I’ve been thinking a lot about Slumdog Millionaire, not really because I choose to, but because that damn song is being played over and over again everyfuckingwhere I go. (I actually got up and tried to do the Bollywood dance the other day.) Thanks to this reluctant reflection, I’ve decided I did not like the movie that much and if I continue thinking about it I may grow to hate it. Actually, I just may be one Danny Boyle or Dev Patel interview away from such contempt.
Slumdog suffers from is the same affliction that curses just about every American made movie: the closed narrative loop. What makes most Hollywood movies numbingly boring and irrelevant is the structure: premise, plot, sub-plots, a protagonist, one or more antagonists, climax, resolution, and the warm-happy sunset to ride off into. Contrivance is the necessary tool to fit reality into a neat two hour narrative package.

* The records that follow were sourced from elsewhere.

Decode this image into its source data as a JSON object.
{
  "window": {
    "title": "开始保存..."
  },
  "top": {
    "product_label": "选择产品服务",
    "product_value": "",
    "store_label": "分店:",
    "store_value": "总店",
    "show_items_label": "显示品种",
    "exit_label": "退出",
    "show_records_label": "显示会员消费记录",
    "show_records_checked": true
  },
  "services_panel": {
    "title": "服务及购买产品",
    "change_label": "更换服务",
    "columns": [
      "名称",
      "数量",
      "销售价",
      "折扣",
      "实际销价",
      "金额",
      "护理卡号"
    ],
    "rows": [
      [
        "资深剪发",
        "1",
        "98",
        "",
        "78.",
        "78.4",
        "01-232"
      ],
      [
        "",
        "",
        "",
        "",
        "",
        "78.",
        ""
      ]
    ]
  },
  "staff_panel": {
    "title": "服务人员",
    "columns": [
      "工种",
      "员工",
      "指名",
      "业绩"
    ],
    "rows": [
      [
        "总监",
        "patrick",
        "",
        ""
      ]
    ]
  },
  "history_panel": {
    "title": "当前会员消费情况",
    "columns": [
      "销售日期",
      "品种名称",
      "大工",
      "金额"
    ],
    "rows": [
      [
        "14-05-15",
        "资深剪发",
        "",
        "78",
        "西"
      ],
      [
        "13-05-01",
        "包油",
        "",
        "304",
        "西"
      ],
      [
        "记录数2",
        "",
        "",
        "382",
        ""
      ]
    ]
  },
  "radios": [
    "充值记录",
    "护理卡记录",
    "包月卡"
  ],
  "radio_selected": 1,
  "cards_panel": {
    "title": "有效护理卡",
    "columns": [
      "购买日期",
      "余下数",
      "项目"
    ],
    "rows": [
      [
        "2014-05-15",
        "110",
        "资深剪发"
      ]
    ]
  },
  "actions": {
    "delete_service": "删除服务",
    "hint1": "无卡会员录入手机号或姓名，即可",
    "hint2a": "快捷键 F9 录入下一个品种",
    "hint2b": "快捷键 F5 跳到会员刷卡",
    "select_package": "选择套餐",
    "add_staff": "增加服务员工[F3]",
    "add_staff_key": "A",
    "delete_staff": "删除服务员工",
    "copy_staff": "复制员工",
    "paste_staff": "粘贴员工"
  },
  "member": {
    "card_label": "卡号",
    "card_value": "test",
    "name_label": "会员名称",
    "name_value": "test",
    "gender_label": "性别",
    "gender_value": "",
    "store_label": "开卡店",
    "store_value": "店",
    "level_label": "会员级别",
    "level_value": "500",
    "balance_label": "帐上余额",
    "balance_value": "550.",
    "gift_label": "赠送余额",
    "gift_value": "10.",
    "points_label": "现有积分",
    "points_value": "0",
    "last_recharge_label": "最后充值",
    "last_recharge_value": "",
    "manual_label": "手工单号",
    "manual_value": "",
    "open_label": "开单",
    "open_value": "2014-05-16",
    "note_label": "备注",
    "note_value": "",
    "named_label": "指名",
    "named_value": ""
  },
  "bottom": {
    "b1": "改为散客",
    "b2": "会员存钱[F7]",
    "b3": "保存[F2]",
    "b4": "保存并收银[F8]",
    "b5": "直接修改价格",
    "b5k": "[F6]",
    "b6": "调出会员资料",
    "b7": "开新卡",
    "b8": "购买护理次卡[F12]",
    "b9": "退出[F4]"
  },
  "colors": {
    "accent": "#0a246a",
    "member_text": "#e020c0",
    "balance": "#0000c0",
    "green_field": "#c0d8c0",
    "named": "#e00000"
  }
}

Hollywood teaches us to deny reality and that’s why the USA is the most ignorant major industrial nation on earth.
This self-billed "feel good movie of the year" may help us "feel good" that we are among the lucky ones on earth, but it delivers a patronizing, colonial and ultimately sham statement on social justice for those who are not.
What might Slumdog look like in the hands of Satyajit Ray, Ken Loach or John Sayles?
There may be just one good thing to come out Slumdog’s popularity. I predict once it’s out on DVD it will dethrone Haggis’ Crash (the worst movie ever made) as the No. 1 rental on Netflix.